Meant to be used within a class that builds dataproviders (e.g. a Datatype)
galaxy.datatypes.dataproviders.external module¶
galaxy.datatypes.dataproviders.hierarchy module¶
galaxy.datatypes.dataproviders.line module¶
Dataproviders that iterate over lines from their sources.
- class galaxy.datatypes.dataproviders.line.FilteredLineDataProvider(source, strip_lines=True, strip_newlines=False, provide_blank=False, comment_char='#', **kwargs)[source]¶
Bases:
LimitedOffsetDataProviderData provider that yields lines of data from its source allowing optional control over which line to start on and how many lines to return.
- DEFAULT_COMMENT_CHAR = '#'¶
- settings: Dict[str, str] = {'comment_char': 'str', 'limit': 'int', 'offset': 'int', 'provide_blank': 'bool', 'strip_lines': 'bool', 'strip_newlines': 'bool'}¶
- __init__(source, strip_lines=True, strip_newlines=False, provide_blank=False, comment_char='#', **kwargs)[source]¶
- Parameters:
strip_lines (bool) – remove whitespace from the beginning an ending of each line (or not). Optional: defaults to True
strip_newlines – remove newlines only (only functions when
strip_linesis false) Optional: defaults to Falseprovide_blank (bool) – are empty lines considered valid and provided? Optional: defaults to False
comment_char (str) – character(s) that indicate a line isn’t data (a comment) and should not be provided.
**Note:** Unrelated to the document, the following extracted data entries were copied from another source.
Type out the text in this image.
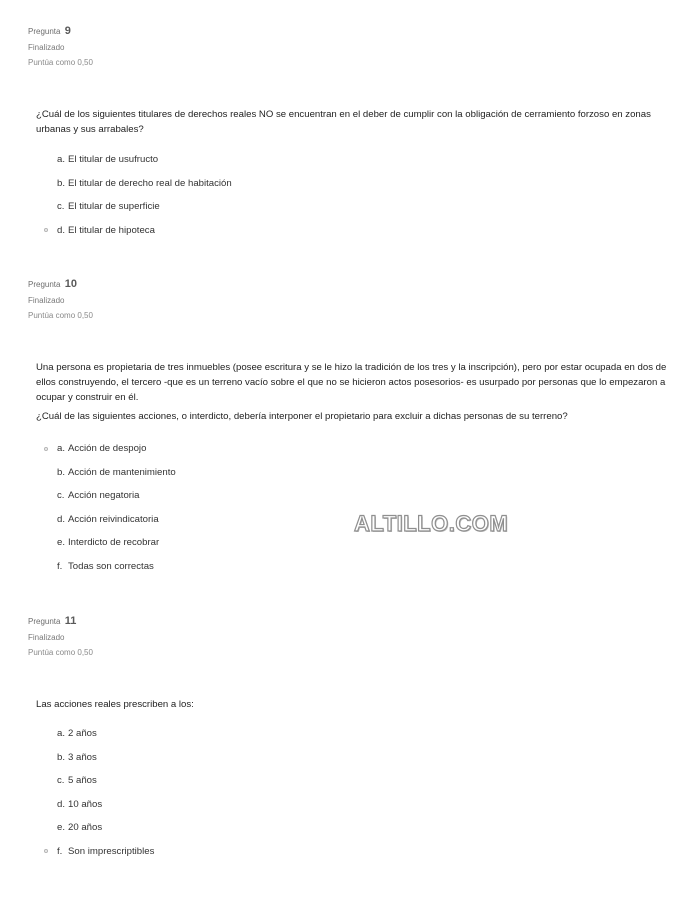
Pregunta 9
Finalizado
Puntúa como 0,50

¿Cuál de los siguientes titulares de derechos reales NO se encuentran en el deber de cumplir con la obligación de cerramiento forzoso en zonas urbanas y sus arrabales?

a. El titular de usufructo
b. El titular de derecho real de habitación
c. El titular de superficie
d. El titular de hipoteca
Pregunta 10
Finalizado
Puntúa como 0,50

Una persona es propietaria de tres inmuebles (posee escritura y se le hizo la tradición de los tres y la inscripción), pero por estar ocupada en dos de ellos construyendo, el tercero -que es un terreno vacío sobre el que no se hicieron actos posesorios- es usurpado por personas que lo empezaron a ocupar y construir en él.

¿Cuál de las siguientes acciones, o interdicto, debería interponer el propietario para excluir a dichas personas de su terreno?

a. Acción de despojo
b. Acción de mantenimiento
c. Acción negatoria
d. Acción reivindicatoria
e. Interdicto de recobrar
f. Todas son correctas
Pregunta 11
Finalizado
Puntúa como 0,50

Las acciones reales prescriben a los:

a. 2 años
b. 3 años
c. 5 años
d. 10 años
e. 20 años
f. Son imprescriptibles
ALTILLO.COM
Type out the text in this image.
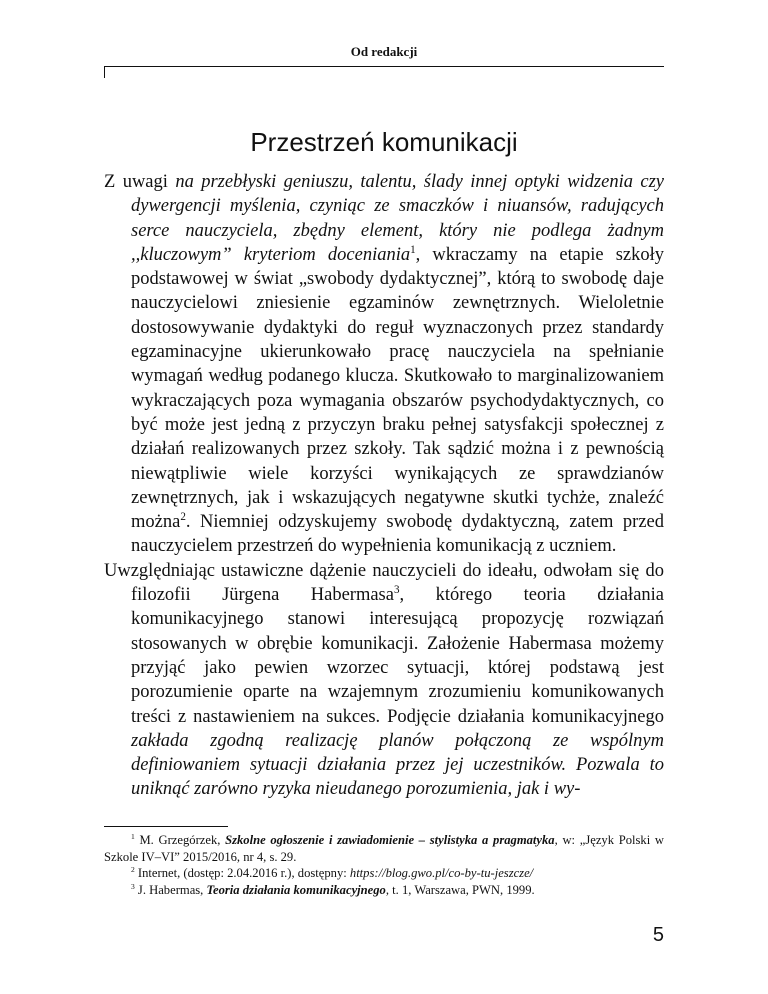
Od redakcji
Przestrzeń komunikacji

Z uwagi na przebłyski geniuszu, talentu, ślady innej optyki widzenia czy dywergencji myślenia, czyniąc ze smaczków i niuansów, radujących serce nauczyciela, zbędny element, który nie podlega żadnym ,,kluczowym” kryteriom doceniania$^1$, wkraczamy na etapie szkoły podstawowej w świat „swobody dydaktycznej”, którą to swobodę daje nauczycielowi zniesienie egzaminów zewnętrznych. Wieloletnie dostosowywanie dydaktyki do reguł wyznaczonych przez standardy egzaminacyjne ukierunkowało pracę nauczyciela na spełnianie wymagań według podanego klucza. Skutkowało to marginalizowaniem wykraczających poza wymagania obszarów psychodydaktycznych, co być może jest jedną z przyczyn braku pełnej satysfakcji społecznej z działań realizowanych przez szkoły. Tak sądzić można i z pewnością niewątpliwie wiele korzyści wynikających ze sprawdzianów zewnętrznych, jak i wskazujących negatywne skutki tychże, znaleźć można$^2$. Niemniej odzyskujemy swobodę dydaktyczną, zatem przed nauczycielem przestrzeń do wypełnienia komunikacją z uczniem.

Uwzględniając ustawiczne dążenie nauczycieli do ideału, odwołam się do filozofii Jürgena Habermasa$^3$, którego teoria działania komunikacyjnego stanowi interesującą propozycję rozwiązań stosowanych w obrębie komunikacji. Założenie Habermasa możemy przyjąć jako pewien wzorzec sytuacji, której podstawą jest porozumienie oparte na wzajemnym zrozumieniu komunikowanych treści z nastawieniem na sukces. Podjęcie działania komunikacyjnego zakłada zgodną realizację planów połączoną ze wspólnym definiowaniem sytuacji działania przez jej uczestników. Pozwala to uniknąć zarówno ryzyka nieudanego porozumienia, jak i wy-

$^1$ M. Grzegórzek, Szkolne ogłoszenie i zawiadomienie – stylistyka a pragmatyka, w: „Język Polski w Szkole IV–VI” 2015/2016, nr 4, s. 29.

$^2$ Internet, (dostęp: 2.04.2016 r.), dostępny: https://blog.gwo.pl/co-by-tu-jeszcze/

$^3$ J. Habermas, Teoria działania komunikacyjnego, t. 1, Warszawa, PWN, 1999.

5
Optional: defaults to ‘#’
- class galaxy.datatypes.dataproviders.line.RegexLineDataProvider(source, regex_list=None, invert=False, **kwargs)[source]¶
Bases:
FilteredLineDataProviderData provider that yields only those lines of data from its source that do (or do not when invert is True) match one or more of the given list of regexs.
Note
the regex matches are effectively OR’d (if any regex matches the line it is considered valid and will be provided).
- settings: Dict[str, str] = {'comment_char': 'str', 'invert': 'bool', 'limit': 'int', 'offset': 'int', 'provide_blank': 'bool', 'regex_list': 'list:escaped', 'strip_lines': 'bool', 'strip_newlines': 'bool'}¶
- class galaxy.datatypes.dataproviders.line.BlockDataProvider(source, new_block_delim_fn=None, block_filter_fn=None, **kwargs)[source]¶
Bases:
LimitedOffsetDataProviderClass that uses formats where multiple lines combine to describe a single datum. The data output will be a list of either map/dicts or sub-arrays.
Uses FilteredLineDataProvider as its source (kwargs not passed).
e.g. Fasta, GenBank, MAF, hg log Note: mem intensive (gathers list of lines before output)
- __init__(source, new_block_delim_fn=None, block_filter_fn=None, **kwargs)[source]¶
- Parameters:
new_block_delim_fn (function) – T/F function to determine whether a given line is the start of a new block.
block_filter_fn (function) – function that determines if a block is valid and will be provided. Optional: defaults to None (no filtering)
- filter(line)[source]¶
Line filter here being used to aggregate/assemble lines into a block and determine whether the line indicates a new block.
- Parameters:
line (str) – the incoming line from the source
- Returns:
a block or None
- is_new_block(line)[source]¶
Returns True if the given line indicates the start of a new block (and the current block should be provided) or False if not.
- assemble_current_block()[source]¶
Build the current data into a block.
Called per block (just before providing).